Featured Stories

Other Pamplin Media Group sites

Pleasant Valley costs come into line

Developers help narrow funding gap to more manageable number
by: David Boehmke, Phase I of Pleasant Valley, bisected by 190th Drive on the map, is closer to getting started after developers’ cost estimates nearly bridged a funding gap.

Three developers hoping to turn Pleasant Valley into the metro area's newest premier residential area have a plan of their own on how to pay for the infrastructure needed to develop Phase I of the 541-acre area.

The plan nearly bridges a $16.4 million funding gap in a previous cost-sharing agreement between Gresham and developers.

Commissioned by three major Phase I developers - Pacific Lifestyle Homes, Inc., Pacific Landmark Development and Tim Aldinger and Associates and Associates - the study retooled what private development versus what the city would pay for.

The end result: A funding gap of $250,000 to $1.5 million, said Joe Keizur, spokesman for Pacific Lifestyle Homes, Inc.

The three developers plan to build a total of 650 new homes on about 120 acres of Pleasant Valley. The land is part of 541 acres east of 182nd Avenue and north of Kelly Creek that residents voluntarily annexed into Gresham last year. Roughly 220 of those acres are considered Phase I.

But what was once a public-private development partnership has shifted toward a private partnership between developers with a public twist.

Basically, the city would kick start development by paying for a $3.5 million sewer line along Jenne Road, said Gresham's Executive Manager Alice Rouyer.

In return, the three developers - and possibly more - would front about $14 million in infrastructure costs. The money would then be reimbursed to them in the form of higher than usual system development charges: More than $20,000 per Pleasant Valley unit compared to about $8,700 for an average single-family home in already developed parts of Gresham.

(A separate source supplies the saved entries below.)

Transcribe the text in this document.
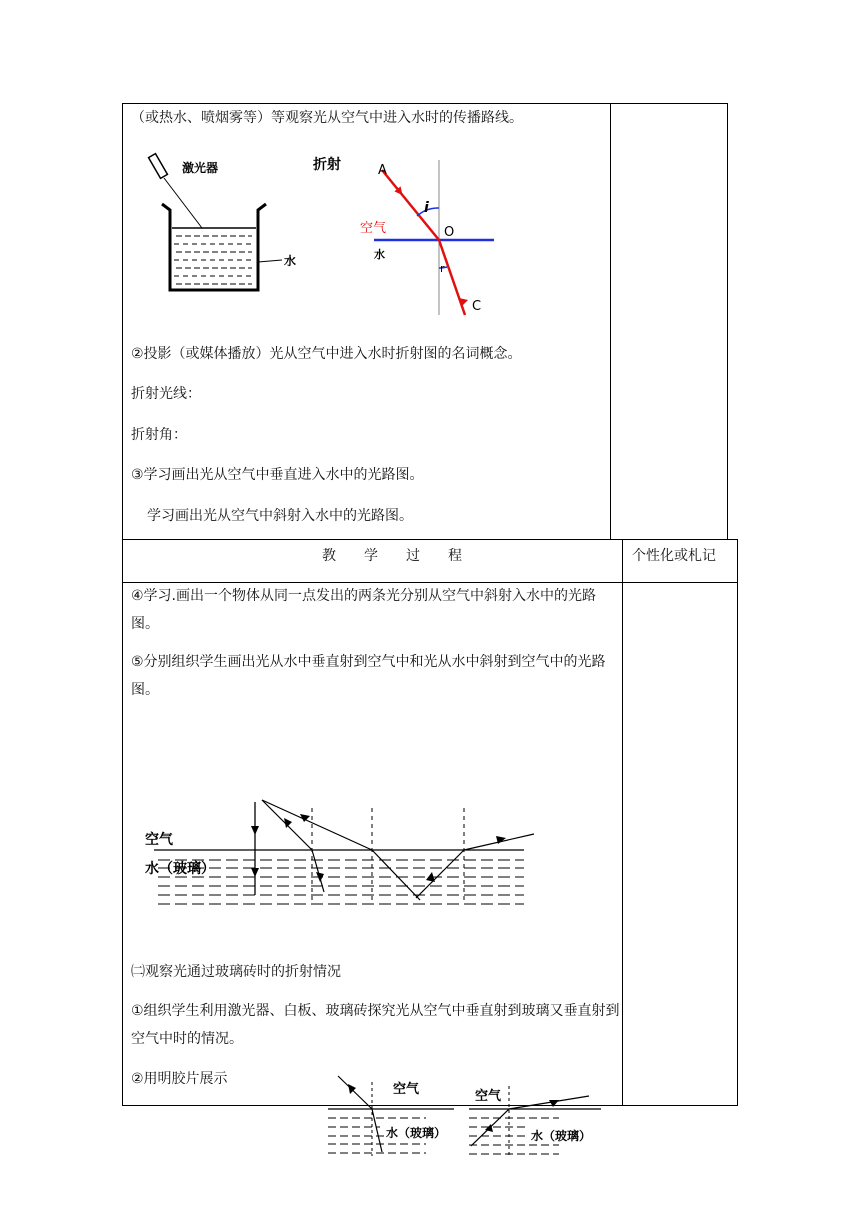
（或热水、喷烟雾等）等观察光从空气中进入水时的传播路线。
激光器
水
折射	A
i
空气	O
水
r
C
②投影（或媒体播放）光从空气中进入水时折射图的名词概念。
折射光线：
折射角：
③学习画出光从空气中垂直进入水中的光路图。
学习画出光从空气中斜射入水中的光路图。
教　　学　　过　　程	个性化或札记
④学习.画出一个物体从同一点发出的两条光分别从空气中斜射入水中的光路图。
⑤分别组织学生画出光从水中垂直射到空气中和光从水中斜射到空气中的光路图。
空气
水（玻璃）
㈡观察光通过玻璃砖时的折射情况
①组织学生利用激光器、白板、玻璃砖探究光从空气中垂直射到玻璃又垂直射到空气中时的情况。
②用明胶片展示
空气
水（玻璃）
空气
水（玻璃）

'We're inches away from signing (the agreement),' Keizur said. 'I think we're really close.'

Coming full circle

The developer-commissioned study is just the latest news in a saga that spans years, dating back to 1998 when Metro Regional Government brought Pleasant Valley into the urban growth boundary.

For the past two years, developers and city officials have tried to figure out how to pay for the basic building blocks needed before houses and a trumpeted neighborhood commercial center can be built.

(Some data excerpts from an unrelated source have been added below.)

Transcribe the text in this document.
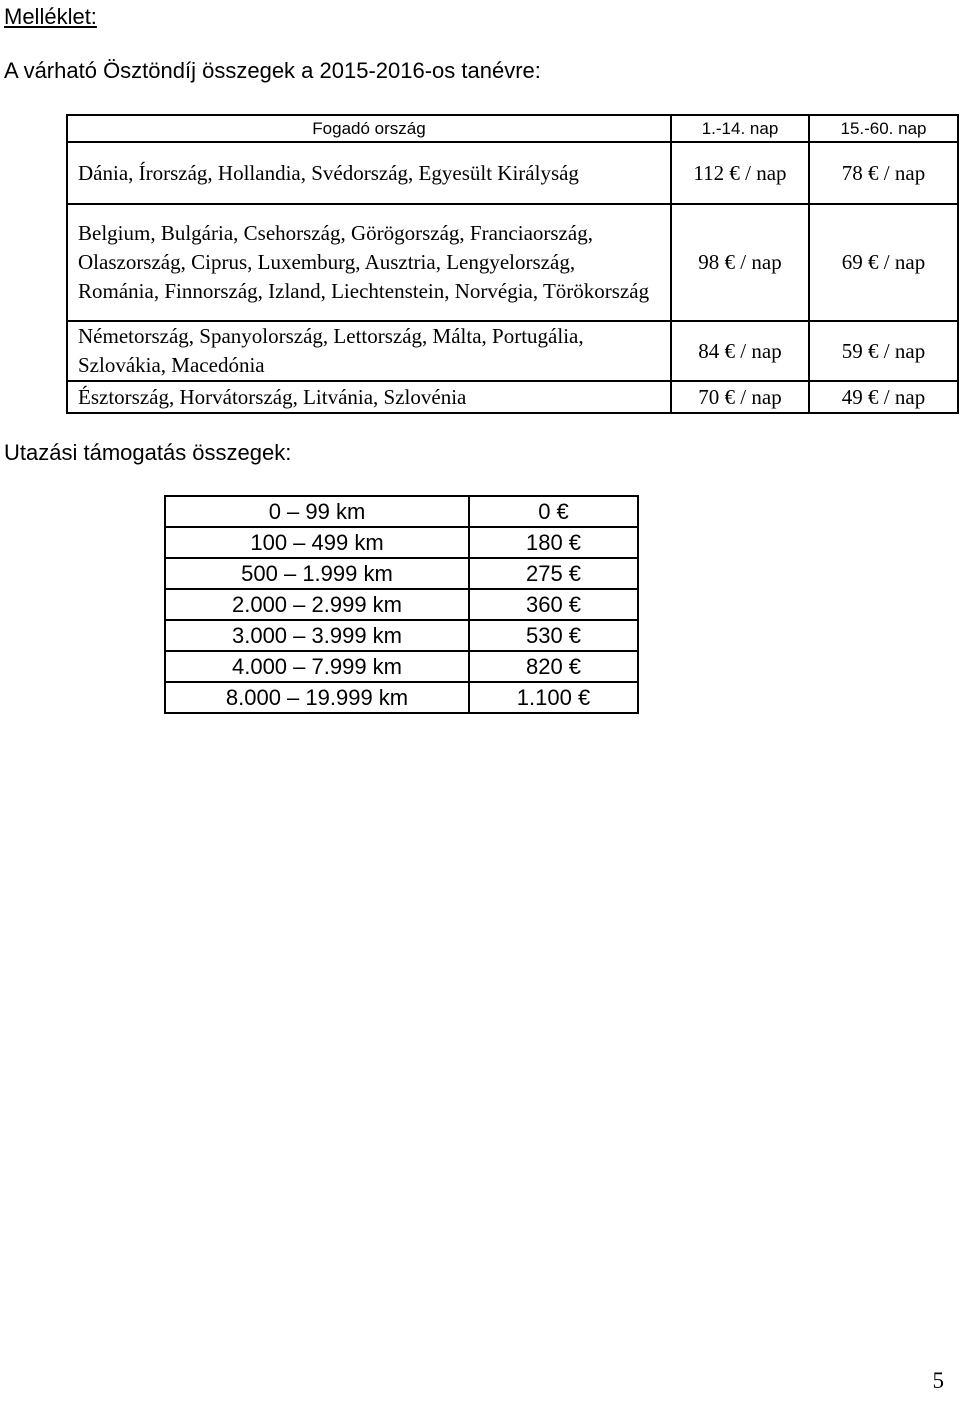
Melléklet:
A várható Ösztöndíj összegek a 2015-2016-os tanévre:
Fogadó ország	1.-14. nap	15.-60. nap
Dánia, Írország, Hollandia, Svédország, Egyesült Királyság	112 € / nap	78 € / nap
Belgium, Bulgária, Csehország, Görögország, Franciaország, Olaszország, Ciprus, Luxemburg, Ausztria, Lengyelország, Románia, Finnország, Izland, Liechtenstein, Norvégia, Törökország	98 € / nap	69 € / nap
Németország, Spanyolország, Lettország, Málta, Portugália, Szlovákia, Macedónia	84 € / nap	59 € / nap
Észtország, Horvátország, Litvánia, Szlovénia	70 € / nap	49 € / nap
Utazási támogatás összegek:
0 – 99 km	0 €
100 – 499 km	180 €
500 – 1.999 km	275 €
2.000 – 2.999 km	360 €
3.000 – 3.999 km	530 €
4.000 – 7.999 km	820 €
8.000 – 19.999 km	1.100 €
5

Here's the problem: Pleasant Valley is a rural residential area. Developing it is like building a city from scratch.

When building in an already established area, it's a matter of paying system development charges - or SDCs - to connect to already existing sewer and water lines, and the like. Pleasant Valley doesn't have that kind of infrastructure, but it's still needed before development can take shape. To top it off, money to pay for infrastructure isn't collected until building permits are issued - and permits can't be issued until the infrastructure is in place.

In 2004, Gresham estimated Phase I infrastructure costs and eventually identified an $800,000 to $1.5 million funding gap for the roughly $17 million project, Keizur said.

But when developers asked for help bridging the gap last fall, the city updated those costs add the price tag ballooned to $33.5 million, creating a $16.4 million funding gap for developers and the city to bridge.

In late January, results of the developers' study came in.

'That study almost exactly mirrors what the original costs were estimated at,' Keizur said.

Keizur said developers closed most of the $16 million gap by bearing the brunt of infrastructure costs on their privately owned property.

'If it's on my property, it's on my dime,' Keizur said. Also, by having the project be largely private, developers can avoid administrative fees that cities apply to projects, as well as prevailing-wage issues.

Rouyer also pointed out that changing Southeast 190th Drive from five to three lanes also drove costs down.

Deal yet to be finalized

Developers are still working with Gresham officials to smooth out the agreement's details. Also, Gresham city councilors and finance committee members must approve the $3.5 million sewer project as part of the city's upcoming 2007-08 budget. Even then, the city will most likely have to depend on loans or grants to pay for it.

Gresham, meanwhile, plans to continue lobbying Metro Regional Government and the state Legislature for revolving loans or other funding. Just this week, on Thursday, March 1, Metro's Joint Policy Advisory Committee on Transportation approved $600,000 in funding for Gresham's share of the 190th project, leaving Gresham to pay $225,000. Metro's council still must approve the plan.

Keizur remains cautiously optimistic, yet 'really excited that we could be close to a major infrastructure agreement that could be the first in the metro area. … There's sort of a pioneer thing here. It's kind of fun to do something that hasn't been done in the metro region yet. You're talking about a major town-center area being planned out of a metro urban growth boundary area.'

The agreement also could provide a framework for infrastructure funding in Springwater, another large chunk of land Gresham has grand plans for.

'But if this agreement gets done, I guarantee you Pleasant Valley becomes one of hottest areas for developers to be seeking land in, immediately,' Keizur said.